La collaboration ALPHA au CERN de Genève (Suisse) a publié dans Nature Communications un article présentant la première analyse directe des effets de la gravitation sur l’antimatière.
ALPHA a été la première expérience à avoir réussi à piéger des atomes d’antihydrogène, des atomes neutres d’antimatière qu’elle a conservés pendant 1.000 secondes grâce à un puissant champ magnétique. L’expérience n’avait initialement pas pour but d’étudier la gravitation, mais les scientifiques se sont aperçus que les données déjà collectées pourraient apporter des réponses sur les effets gravitationnels.
« Le dispositif d’ALPHA permet de piéger des atomes d’antihydrogène, qui sont ensuite libérés intentionnellement, » explique Jeffrey Hangst, de l’Université d’Aarhus, et porte-parole d’ALPHA. « Nous avons utilisé un détecteur d’annihilation sensible à la position pour voir si nous pouvions observer l’influence de la gravitation sur les atomes qui étaient libérés. »
[ Fabrication de l’Alpha 2 ]
Selon la théorie, les atomes d’hydrogène et d’antihydrogène, qui ont la même masse, devraient réagir de la même manière à l’effet de la gravitation. Si on libère un atome, il devrait être attiré vers le bas, qu’il soit fait de matière ou d’antimatière. Les scientifiques d’ALPHA ont analysé rétrospectivement le déplacement de leurs atomes d’antihydrogène une fois libérés, ce qui leur a permis de fixer une limite aux effets gravitationnels anormaux.
« Avec ce test expérimental, c’est la première fois que l’on aborde directement la question des propriétés gravitationnelles de l’antimatière.
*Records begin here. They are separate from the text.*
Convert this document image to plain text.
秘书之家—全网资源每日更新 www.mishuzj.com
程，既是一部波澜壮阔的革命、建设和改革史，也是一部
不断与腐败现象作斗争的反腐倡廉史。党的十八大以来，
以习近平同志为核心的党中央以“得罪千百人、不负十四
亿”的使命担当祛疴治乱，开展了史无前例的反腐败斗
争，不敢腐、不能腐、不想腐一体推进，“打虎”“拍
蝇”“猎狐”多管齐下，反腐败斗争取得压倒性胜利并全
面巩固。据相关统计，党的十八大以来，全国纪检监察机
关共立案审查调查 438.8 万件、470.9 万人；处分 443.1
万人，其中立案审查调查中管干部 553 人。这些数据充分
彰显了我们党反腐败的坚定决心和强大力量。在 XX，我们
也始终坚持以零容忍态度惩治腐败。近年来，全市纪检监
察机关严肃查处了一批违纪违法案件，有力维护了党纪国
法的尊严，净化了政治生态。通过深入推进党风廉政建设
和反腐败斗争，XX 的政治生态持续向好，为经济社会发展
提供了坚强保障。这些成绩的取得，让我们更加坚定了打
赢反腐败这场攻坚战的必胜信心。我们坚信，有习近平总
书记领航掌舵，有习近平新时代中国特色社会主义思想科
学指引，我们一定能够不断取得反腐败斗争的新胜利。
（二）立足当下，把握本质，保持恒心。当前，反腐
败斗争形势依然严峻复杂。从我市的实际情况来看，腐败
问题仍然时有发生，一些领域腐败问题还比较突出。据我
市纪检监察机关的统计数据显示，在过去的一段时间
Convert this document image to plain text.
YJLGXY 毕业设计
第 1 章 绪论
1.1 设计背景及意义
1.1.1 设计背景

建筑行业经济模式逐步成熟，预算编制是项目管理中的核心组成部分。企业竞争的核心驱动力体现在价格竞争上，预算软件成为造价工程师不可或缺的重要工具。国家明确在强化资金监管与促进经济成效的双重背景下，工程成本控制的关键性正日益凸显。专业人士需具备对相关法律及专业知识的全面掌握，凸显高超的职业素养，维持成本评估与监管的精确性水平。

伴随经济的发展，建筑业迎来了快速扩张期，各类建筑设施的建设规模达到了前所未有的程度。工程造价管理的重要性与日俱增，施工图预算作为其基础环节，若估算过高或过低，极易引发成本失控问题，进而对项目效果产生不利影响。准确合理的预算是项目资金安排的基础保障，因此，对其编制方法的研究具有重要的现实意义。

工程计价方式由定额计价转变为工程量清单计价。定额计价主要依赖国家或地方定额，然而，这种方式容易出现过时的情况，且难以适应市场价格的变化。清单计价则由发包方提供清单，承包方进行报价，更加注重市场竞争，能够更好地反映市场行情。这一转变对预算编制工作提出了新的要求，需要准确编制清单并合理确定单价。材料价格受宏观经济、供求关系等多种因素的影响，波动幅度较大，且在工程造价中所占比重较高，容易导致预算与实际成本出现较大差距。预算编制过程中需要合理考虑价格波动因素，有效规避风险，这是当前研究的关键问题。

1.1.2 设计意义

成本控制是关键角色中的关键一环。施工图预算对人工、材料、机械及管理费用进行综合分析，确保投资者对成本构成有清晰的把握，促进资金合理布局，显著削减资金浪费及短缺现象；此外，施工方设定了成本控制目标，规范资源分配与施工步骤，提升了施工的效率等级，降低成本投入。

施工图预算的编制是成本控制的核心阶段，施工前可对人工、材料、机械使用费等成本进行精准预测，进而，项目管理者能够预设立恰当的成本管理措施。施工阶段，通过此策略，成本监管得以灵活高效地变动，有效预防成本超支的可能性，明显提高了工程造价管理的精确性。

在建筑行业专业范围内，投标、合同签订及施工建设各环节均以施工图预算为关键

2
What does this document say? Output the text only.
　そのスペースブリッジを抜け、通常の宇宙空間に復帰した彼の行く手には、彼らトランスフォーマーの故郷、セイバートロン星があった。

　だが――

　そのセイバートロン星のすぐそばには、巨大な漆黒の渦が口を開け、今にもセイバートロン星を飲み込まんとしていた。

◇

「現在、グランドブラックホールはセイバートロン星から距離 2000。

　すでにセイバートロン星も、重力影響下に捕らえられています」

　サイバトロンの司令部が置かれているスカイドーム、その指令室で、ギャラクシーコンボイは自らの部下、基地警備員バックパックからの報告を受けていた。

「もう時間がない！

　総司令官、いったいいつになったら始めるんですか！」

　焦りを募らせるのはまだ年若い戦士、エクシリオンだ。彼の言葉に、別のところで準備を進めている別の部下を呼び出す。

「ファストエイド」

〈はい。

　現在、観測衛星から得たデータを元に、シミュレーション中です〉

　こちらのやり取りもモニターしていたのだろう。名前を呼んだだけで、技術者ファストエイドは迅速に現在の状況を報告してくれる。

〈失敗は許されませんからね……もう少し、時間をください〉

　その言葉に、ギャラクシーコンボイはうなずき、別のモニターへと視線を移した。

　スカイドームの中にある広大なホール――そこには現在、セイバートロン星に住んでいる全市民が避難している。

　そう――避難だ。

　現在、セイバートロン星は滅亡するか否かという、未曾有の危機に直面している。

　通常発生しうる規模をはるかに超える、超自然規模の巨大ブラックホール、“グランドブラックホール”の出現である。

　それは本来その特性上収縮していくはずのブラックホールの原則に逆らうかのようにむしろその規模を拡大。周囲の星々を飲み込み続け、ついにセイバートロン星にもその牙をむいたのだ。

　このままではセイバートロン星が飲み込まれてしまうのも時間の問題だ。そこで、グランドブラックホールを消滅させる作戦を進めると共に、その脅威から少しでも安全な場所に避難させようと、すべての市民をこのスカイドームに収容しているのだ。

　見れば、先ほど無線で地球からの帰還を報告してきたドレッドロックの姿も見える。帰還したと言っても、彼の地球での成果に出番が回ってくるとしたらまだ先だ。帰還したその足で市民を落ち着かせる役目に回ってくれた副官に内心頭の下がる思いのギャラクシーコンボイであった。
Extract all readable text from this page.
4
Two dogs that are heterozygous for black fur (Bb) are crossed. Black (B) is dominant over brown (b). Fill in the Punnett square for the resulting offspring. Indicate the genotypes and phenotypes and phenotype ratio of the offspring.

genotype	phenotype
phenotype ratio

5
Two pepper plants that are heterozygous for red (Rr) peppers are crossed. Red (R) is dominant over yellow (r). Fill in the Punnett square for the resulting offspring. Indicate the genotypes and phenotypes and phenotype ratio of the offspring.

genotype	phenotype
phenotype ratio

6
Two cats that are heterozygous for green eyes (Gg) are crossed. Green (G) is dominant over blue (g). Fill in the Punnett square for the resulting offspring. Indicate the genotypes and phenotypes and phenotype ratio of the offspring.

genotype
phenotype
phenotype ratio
Nous espérons pouvoir affiner notre méthode lorsque l’expérience reprendra en 2014. Avec plus de données, et peut-être des atomes pour lesquels l’agitation thermique sera moins forte et donc moins en compétition avec la gravitation, nous espérons pouvoir vérifier si l’antimatière est effectivement attirée vers le bas, » poursuit Jeffrey Hangst.
« Dans le cas improbable où l’antimatière partirait vers le haut, nous serions alors amenés à revoir notre conception du fonctionnement de l’Univers, » explique Joel Fajans, de l’Université de Californie à Berkeley. « Cette expérience est un premier pas vers l’étude expérimentale de questions que les scientifiques – physiciens ou non – se posent depuis plus de 50 ans. »
L’expérience reprendra en 2014 avec un piège à antimatière amélioré appelé ALPHA2. Grâce aux avancées d’ALPHA, le programme du CERN sur l’antimatière s’étoffe. AEgIS et GBAR, deux autres expériences en cours de construction, s’attacheront à mesurer la manière dont la gravitation agit sur l’antihydrogène.